Gene expression data can be difficult to get, especially from the brain. Genotype data is simple because all that is needed is a blood or skin sample. Gene expression requires more than that. “You can’t just open up a living person’s brain, right?” Wang says. So, often in data sets, some or all gene expression data is missing which makes predictions hard and often inaccurate.

To overcome this, DeepGAMI employs auxiliary learning to predict missing gene expression data and then use that information in its final phenotype prediction. “Auxiliary learning is a way of learning your primary task by jointly defining and learning subtasks related to the primary task. You’re using the help of these subtasks to make the main task’s prediction or goal better while simultaneously solving the subtasks,” Chandrashekar says. Imputing gene expression is the subtask being solved with auxiliary learning while the main goal is predicting phenotypes.
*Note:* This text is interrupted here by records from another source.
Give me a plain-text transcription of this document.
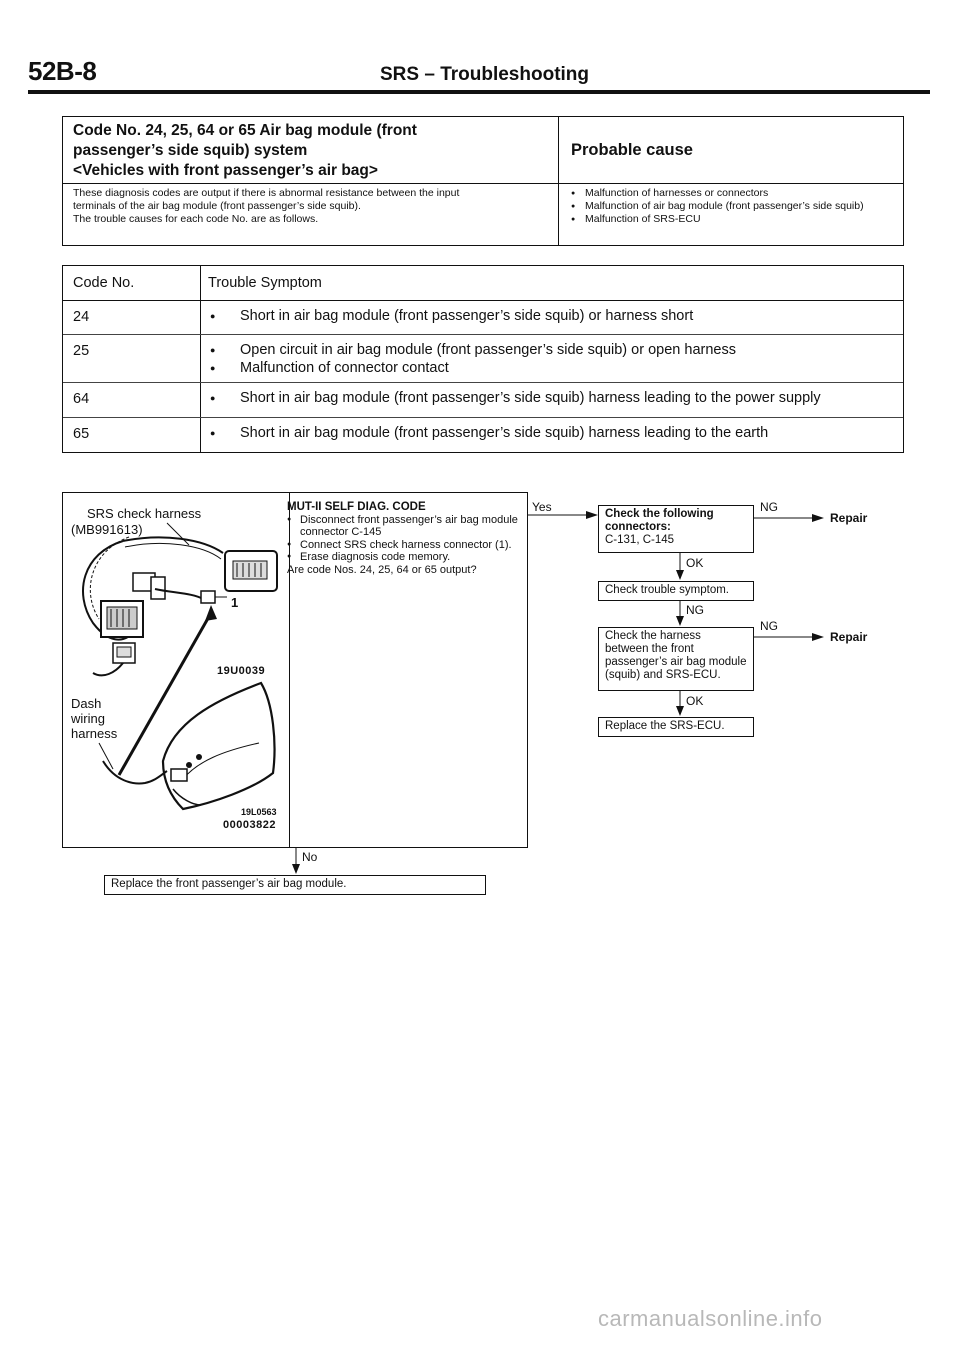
52B-8	SRS – Troubleshooting
Code No. 24, 25, 64 or 65 Air bag module (front
passenger’s side squib) system
<Vehicles with front passenger’s air bag>
Probable cause
These diagnosis codes are output if there is abnormal resistance between the input
terminals of the air bag module (front passenger’s side squib).
The trouble causes for each code No. are as follows.
● Malfunction of harnesses or connectors
● Malfunction of air bag module (front passenger’s side squib)
● Malfunction of SRS-ECU
Code No.	Trouble Symptom
24	● Short in air bag module (front passenger’s side squib) or harness short
25	● Open circuit in air bag module (front passenger’s side squib) or open harness
● Malfunction of connector contact
64	● Short in air bag module (front passenger’s side squib) harness leading to the power supply
65	● Short in air bag module (front passenger’s side squib) harness leading to the earth
SRS check harness
(MB991613)
1
19U0039
Dash
wiring
harness
19L0563
00003822
MUT-II SELF DIAG. CODE
● Disconnect front passenger’s air bag module connector C-145
● Connect SRS check harness connector (1).
● Erase diagnosis code memory.
Are code Nos. 24, 25, 64 or 65 output?
Yes	NG
Repair
Check the following connectors:
C-131, C-145
OK
Check trouble symptom.
NG
NG
Repair
Check the harness between the front passenger’s air bag module (squib) and SRS-ECU.
OK
Replace the SRS-ECU.
No
Replace the front passenger’s air bag module.
carmanualsonline.info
DeepGAMI was trained on huge complete datasets of genotype and gene expression data in Alzheimer’s disease and schizophrenia. This training taught DeepGAMI the relationships between genotype and gene expression data. Using that training on data relationships, the model is then able to predict what missing gene expression data would be. From there, DeepGAMI then uses the genotype data and predicated gene expression data to complete its main task of predicting the phenotype.
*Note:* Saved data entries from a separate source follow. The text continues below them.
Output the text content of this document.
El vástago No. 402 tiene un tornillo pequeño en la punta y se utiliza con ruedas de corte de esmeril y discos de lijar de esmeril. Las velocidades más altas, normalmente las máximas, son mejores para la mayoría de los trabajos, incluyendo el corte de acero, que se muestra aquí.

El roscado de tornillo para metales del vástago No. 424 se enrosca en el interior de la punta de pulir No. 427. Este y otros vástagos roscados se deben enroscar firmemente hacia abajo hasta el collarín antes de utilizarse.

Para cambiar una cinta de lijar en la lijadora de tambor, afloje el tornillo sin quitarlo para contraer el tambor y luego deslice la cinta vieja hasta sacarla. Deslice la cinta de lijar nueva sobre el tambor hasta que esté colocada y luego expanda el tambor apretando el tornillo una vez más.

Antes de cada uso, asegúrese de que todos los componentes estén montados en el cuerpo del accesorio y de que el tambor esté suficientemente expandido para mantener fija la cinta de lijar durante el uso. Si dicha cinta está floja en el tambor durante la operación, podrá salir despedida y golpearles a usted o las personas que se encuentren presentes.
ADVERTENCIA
The auxiliary learning aspect of DeepGAMI makes for a more accurate prediction and for additional information that can be useful to researchers. Other models that have been developed to make similar predictions currently don’t use auxiliary learning to enhance their outcomes. This extra step in DeepGAMI makes its predictions more accurate and more reliable.

The paper shows that this model was able to not only pull out potential important genes and mutations in Alzheimer’s disease and schizophrenia but also predict the level of cognitive impairment that a person may have. And when they tested the model on datasets with missing gene expression data, it was still able to provide accurate information, outperforming other computational methods.

DeepGAMI’s code and instructions are open source and available for all to use. Wang and Chandraeshekar are hopeful to be able to use this model to study intellectual and developmental disabilities (IDDs) in the future as its core coding is general use. “For this work, we focused on Alzheimer’s disease and schizophrenia because that was the largest and most complete datasets we had,” Wang says. “We could definitely apply it to neurodevelopmental diseases like autism but we don’t have the data yet because there is no good population data. I’m looking forward to applying the model to developmental diseases when we have data.”

Moving forward, Wang and Chandrashekar hope to improve the model by including other types of information as well as training the model on other ways that the data could be connected. “We are currently only looking at two sources of data, genotype and gene expression. The next step is how can we use imaging data or protein expression or other information to make the predictions better,” Chandrashekar says.

Once large enough datasets are available on IDDs to train DeepGAMI, Wang and Chandrashekar are hopeful that it could reveal important insights into disease and molecular mechanisms that may make it easier to develop new and improved therapies for IDDs.